Larry Masinter <masinter@parc.xerox.com> Sat, 26 March 1994 10:37 UTC
To: timbl@ptpc00.cern.ch
Cc: uri@bunyip.com
In-Reply-To: timbl@ptpc00.cern.ch's message of Fri, 25 Mar 1994 17:07:03 -0800 <94Mar25.170711pst.2732@golden.parc.xerox.com>
Sender: ietf-archive-request@IETF.CNRI.Reston.VA.US
From: Larry Masinter <masinter@parc.xerox.com>
Fake-Sender: masinter@parc.xerox.com
Message-Id: <94Mar25.200229pst.2732@golden.parc.xerox.com>
Date: Fri, 25 Mar 1994 20:02:17 -0800
Some wording suggestions. I hope you don't think it is too
presumptuous of me to suggest such massive rewrites, but I believe all
of my suggestions are of wording and not of content, with the
exception of the suggestion to use:
	type=ascii
	type=binary
	type=directory

instead of type=a, type=i, type=d

================================================================
> An optional user name,
>                         if this must be quoted to the server,
>                         followed by  a commercial at sign "@".  (Use
>                         of this field is discouraged. Provision of
>                         encoding a password after the user name,
>                         delimited by a colon, could  be made but
>                         obviously is only useful when the password is
>                         public, in  which case it should not be
>                         necessary, so that is also discouraged.)
                         
a) I think "supplied" is better than "quoted".
b) there are cases (e.g., "guest" password "guest") where the password
   is present and necessary, even though it is public. I'd like to
   avoid the "should".
			

How about:

<<================================================================
An optional user name (with optional password)
			if required (as it is with a few FTP servers).
			The password, if present, follows the user
			name delimited by a colon; the user name
			and optional password are followed by a
			commercial at-sign "@". The use of user name
			and passwords (which are public) is
			discouraged.
================================================================>>

>   The path is interpreted in a manner dependent on the protocol being
>   used. However, when it contains slashes, these must imply a
>   hierarchical structure.

How about just taking out "must", especially since it is violated
later on by Gopher.

<<================================================================
While the protocol determines the interpretation of the path,
generally, the slash "/" denotes a level in a hierarchical structure.
================================================================>>

>   The following encoding method shall be used for mapping WAIS, FTP,
>   Prospero and Gopher addresses onto URLs. Where the local naming
>   scheme uses ASCII characters which are not allowed in the URL,
>   these may be represented in the URL by a percent sign "%" followed

I'd suggest "... scheme uses characters which are not allowed in a URL, ..."
lest we debate whether %FF is ASCII, and change "the" to "a".

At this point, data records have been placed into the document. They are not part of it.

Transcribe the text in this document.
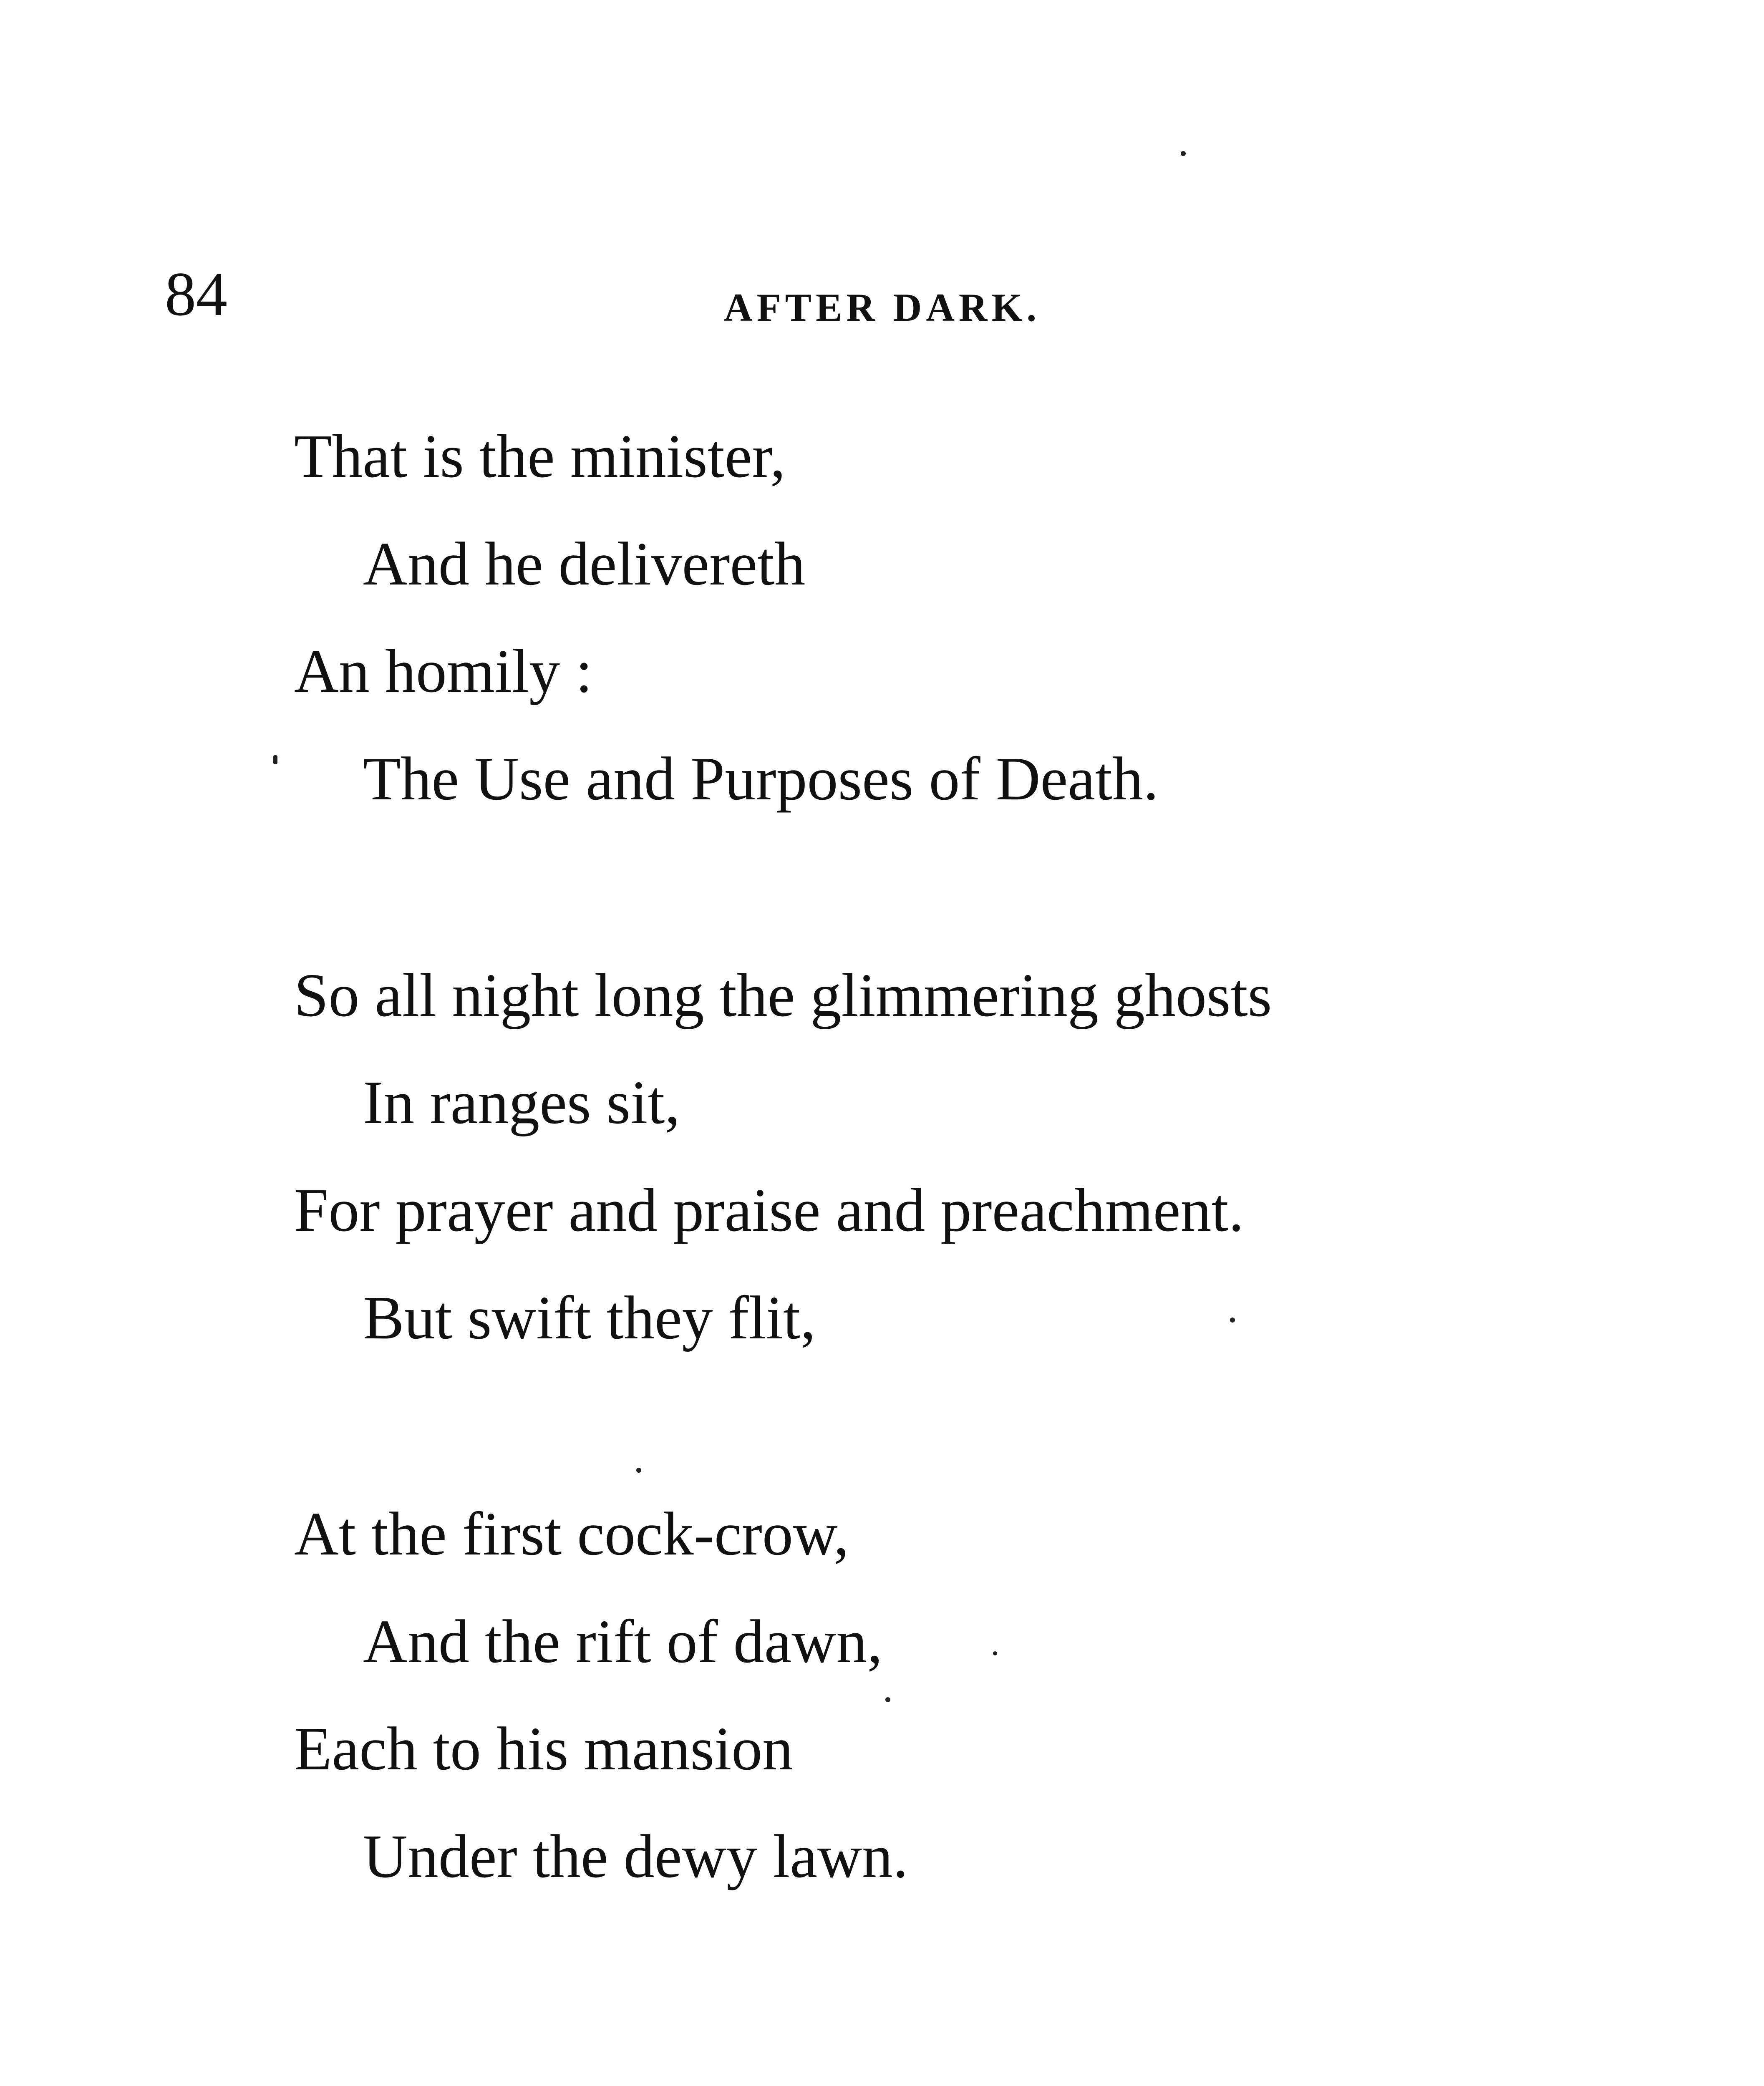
84	AFTER DARK.
That is the minister,
And he delivereth
An homily :
The Use and Purposes of Death.
So all night long the glimmering ghosts
In ranges sit,
For prayer and praise and preachment.
But swift they flit,
At the first cock-crow,
And the rift of dawn,
Each to his mansion
Under the dewy lawn.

>   (Note: If a new naming scheme is introduced which encodes binary
>   data as opposed to text, then a more compact encoding such as pure
>   hexadecimal or base 64 would be more appropriate.)

At this point, I think this is irrelevant and distracting, and I
suggest you take it out.

>  mid                     Message identifiers for electroni mail
                                                            ^c

>   The schemes for x.500, network management database and whois++ have
>   not been specified and may be the subject of futher study.

I don't like to see temporal references to activities in standard
documents, since the document will last longer than the activities.
How about just:

<<================================================================
   Other schemes may be specified by future specifications.
================================================================>>

>   The url: prefix is reserved for use in encoding a Uniform Resource
>   Name when that has been developed by the IETF working group.

You mean 'urn:', don't you? I'd just take this out. The URN standard
will reserve it, this document doesn't need to.

>    The ftp: prefix indicates a file which is to be picked up from the
>    file system of the given host. The FTP protocol is used, as defined
>   in RFC957 or any successor. The port number, if present, gives the
>   port of the FTP server if not the FTP default. (A client may in
>   practice use local file access to retrieve objects which are
>   available though more efficient means such as local file open or
>   NFS mounting, where this is available and equivalent).


Not really. FTP urls are perfectly useful for retrieving data from FTP
servers that do things like automatically uncompressing data or making
.tar.Z files. As we've seen, most anonymous FTP servers do NOT export
their root file system, and the advice about smart clients is
misplaced and confusing. It is RFC 959, not 957. How about:

<<================================================================
 The ftp: prefix indicates data to be retrieved using the FTP protocol
 (RFC 957).  The port number, if present, gives the port of the FTP
 server if not the FTP default.
================================================================>>

>      Path
>
>   The FTP protocol allows for a sequence of CWD commands (change
>   working directory) prior to a RETR (retrieve) which actually
>   accesses a file.  The arguments of any CWD commands are successive
>   segment parts of the URL, and the filename argument to the RETR
>   command is the final segment of the URL path.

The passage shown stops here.